Il gioco del calcio esiste perché c’è qualcuno che dirige le partite. È quel meccanismo fondamentale senza il quale non si potrebbe giocare a calcio. Ve la immaginate voi una partita senza arbitro? Io no.
Mi ha sempre affascinato il fischietto, tanto che sono diventato arbitro a dicembre 2018, poco dopo aver smesso di giocare. Ho arbitrato l’ultima partita a inizio marzo 2020, una difficile gara di Terza Categoria. Mi manca, tanto. Mi manca correre dietro ad un’azione, fischiare un fallo, redarguire un giocatore. Mi manca svegliarmi la domenica mattina per andare ad arbitrare. Mi manca tutto questo. Ma a volte mi chiedo: ma chi me lo fa fare?

Ma chi me lo fa fare?

È questa la domanda che mi sorge sempre più spontanea. Mi guardo in giro e vedo odio, rabbia, insulti, minacce. I destinatari sono arbitri di qualsiasi categoria: dagli Allievi alla Serie A, nessuno escluso. L’arbitro è diventato il nemico numero uno. Se si vince, è merito della squadra. Se si perde, è colpa dell’arbitro. Sempre, non ci sono altre motivazioni. «Eh però l’arbitro qui poteva agire diversamente», «In quell’occasione… l’arbitro scandaloso», «Se l’arbitro non avesse dato quella rimessa laterale non ci sarebbe stato il calcio d’angolo da cui è scaturito il contropiede che ha portato alla rete».

Ma, scusate, fatemi capire: se un portiere sbaglia, si dice «Vabbè ma ogni tanto ci sta che sbagli». Se un attaccante sbaglia: «Era defilato, stanco, poco lucido». Invece se l’arbitro sbaglia è scarso. Perché? No, davvero, fatemi capire. Un arbitro, secondo i giocatori, non può sbagliare.

Spesso viene dimenticato, ma siamo umani anche noi. Dietro a quel fischietto c’è un ragazzo o una ragazza, un uomo o una donna. Non c’è un robot, non c’è una macchina. C’è un essere umano. C’è un essere umano con delle emozioni, con dei problemi, dei sentimenti e dei pensieri, come qualunque essere umano. E, in quanto tale, può e deve sbagliare. Se non si sbaglia, non si cresce.

Prendete voi il fischietto

Ce l’hai con l’arbitro? Critichi? Perfetto, tieni il fischietto. Vediamo se sei in grado. Vediamo se riesci a stare da solo in un campo da calcio, con attorno 22 persone, più allenatori, dirigenti, sostituti e tifosi. Vediamo se hai le palle di uscire di casa e, da solo, recarti a quel campo dove sai che per due ore prenderai insulti. Dove, qualunque cosa tu faccia, QUALUNQUE, ci sarà qualcuno che ti criticherà. Non ci sarà mai una decisione che mette d’accordo tutti. Mai.

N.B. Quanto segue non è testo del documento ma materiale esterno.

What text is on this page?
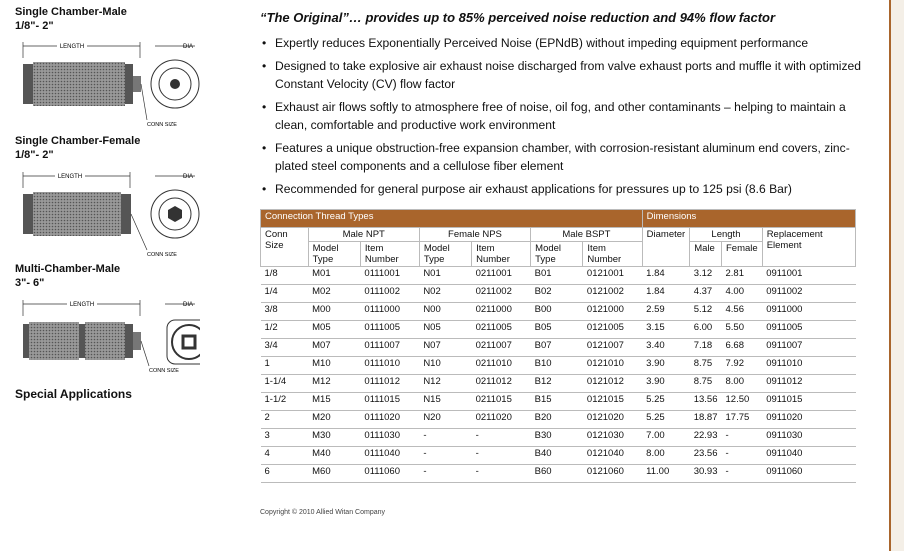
Single Chamber-Male
1/8"- 2"
LENGTH
CONN SIZE
DIA
Single Chamber-Female
1/8"- 2"
LENGTH
CONN SIZE
DIA
Multi-Chamber-Male
3"- 6"
LENGTH
CONN SIZE
DIA
Special Applications
“The Original”… provides up to 85% perceived noise reduction and 94% flow factor
• Expertly reduces Exponentially Perceived Noise (EPNdB) without impeding equipment performance
• Designed to take explosive air exhaust noise discharged from valve exhaust ports and muffle it with optimized Constant Velocity (CV) flow factor
• Exhaust air flows softly to atmosphere free of noise, oil fog, and other contaminants – helping to maintain a clean, comfortable and productive work environment
• Features a unique obstruction-free expansion chamber, with corrosion-resistant aluminum end covers, zinc-plated steel components and a cellulose fiber element
• Recommended for general purpose air exhaust applications for pressures up to 125 psi (8.6 Bar)
Connection Thread Types							Dimensions			
Conn Size	Male NPT		Female NPS		Male BSPT		Diameter	Length		Replacement Element
	Model Type	Item Number	Model Type	Item Number	Model Type	Item Number		Male	Female	
1/8	M01	0111001	N01	0211001	B01	0121001	1.84	3.12	2.81	0911001
1/4	M02	0111002	N02	0211002	B02	0121002	1.84	4.37	4.00	0911002
3/8	M00	0111000	N00	0211000	B00	0121000	2.59	5.12	4.56	0911000
1/2	M05	0111005	N05	0211005	B05	0121005	3.15	6.00	5.50	0911005
3/4	M07	0111007	N07	0211007	B07	0121007	3.40	7.18	6.68	0911007
1	M10	0111010	N10	0211010	B10	0121010	3.90	8.75	7.92	0911010
1-1/4	M12	0111012	N12	0211012	B12	0121012	3.90	8.75	8.00	0911012
1-1/2	M15	0111015	N15	0211015	B15	0121015	5.25	13.56	12.50	0911015
2	M20	0111020	N20	0211020	B20	0121020	5.25	18.87	17.75	0911020
3	M30	0111030	-	-	B30	0121030	7.00	22.93	-	0911030
4	M40	0111040	-	-	B40	0121040	8.00	23.56	-	0911040
6	M60	0111060	-	-	B60	0121060	11.00	30.93	-	0911060
Copyright © 2010 Allied Witan Company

Ve lo assicuro, non è facile. Non è facile fischiare un calcio di rigore. Non è facile espellere un giocatore. Non è facile. Non è facile perché ci sarà sicuramente qualcuno in disaccordo, che ti guarderà, ti parlerà, ti urlerà addosso. Non è facile perché la decisione va presa in pochi decimi di secondo. Immaginate di dover prendere, per novanta minuti, qualche centinaia di decisioni in meno di un secondo (a decisione). Immaginate che magari, al novantesimo, avete già corso una buona decina di chilometri (perché sì, per chi non lo sapesse, gli arbitri sono gli atleti che corrono più chilometri a partita). Ve lo assicuro, puoi essere il più preparato del mondo, ma prendere decisioni in così poco tempo è veramente difficile.

Sapete quando è che un arbitro va veramente in difficoltà? Quando capisce di aver sbagliato. Perché sì, noi sbagliamo. Ma, a differenza vostra, se sbagliamo siamo messi in croce. Provate a pensarci: avete mai sentito qualcuno dire «A parte quell’errore, ha arbitrato magistralmente la gara?». La risposta è semplice: no. Non lo avete sentito e non lo sentirete mai. Mi viene in mente una storia che avevo letto: un professore scrive alla lavagna la tabellina del 9 e, anziché scrivere 90, scrive 91. Tutti gli studenti ridono, perché il professore ha sbagliato. Ma nessuno si concentra sui 9 numeri scritti correttamente, tutti si concentrano sull’unico numero sbagliato. E questo è quello che si fa con gli arbitri. Appena c’è un errore, è un incompetente. E questo è veramente molto grave.

Siamo umani, come voi

Iniziate ad apprezzare l’arbitro, ad applaudirlo quando fa giusto, a fargli un cenno di consenso quando vi ammonisce se avete interroto una ripartenza pericolosa. Iniziate a parlargli, anziché sbraitargli in faccia. Se sbaglia ad assegnare una rimessa, giratevi e andatevene. L’arbitro può sbagliare, ha sempre sbagliato e continuerà a sbagliare. Ma sbaglia lui come sbagliate voi. Iniziate a stringergli la mano, anziché guardarlo con aria di sfida. Se proprio avete bisogno di sapere perché vi ha dato quel cartellino giallo, andate lì e chiedeteglielo con educazione: surprise, vi risponderà.
Quando fa l’appello, ringraziate. Perché, se non lo avete capito, senza l’arbitro non si gioca.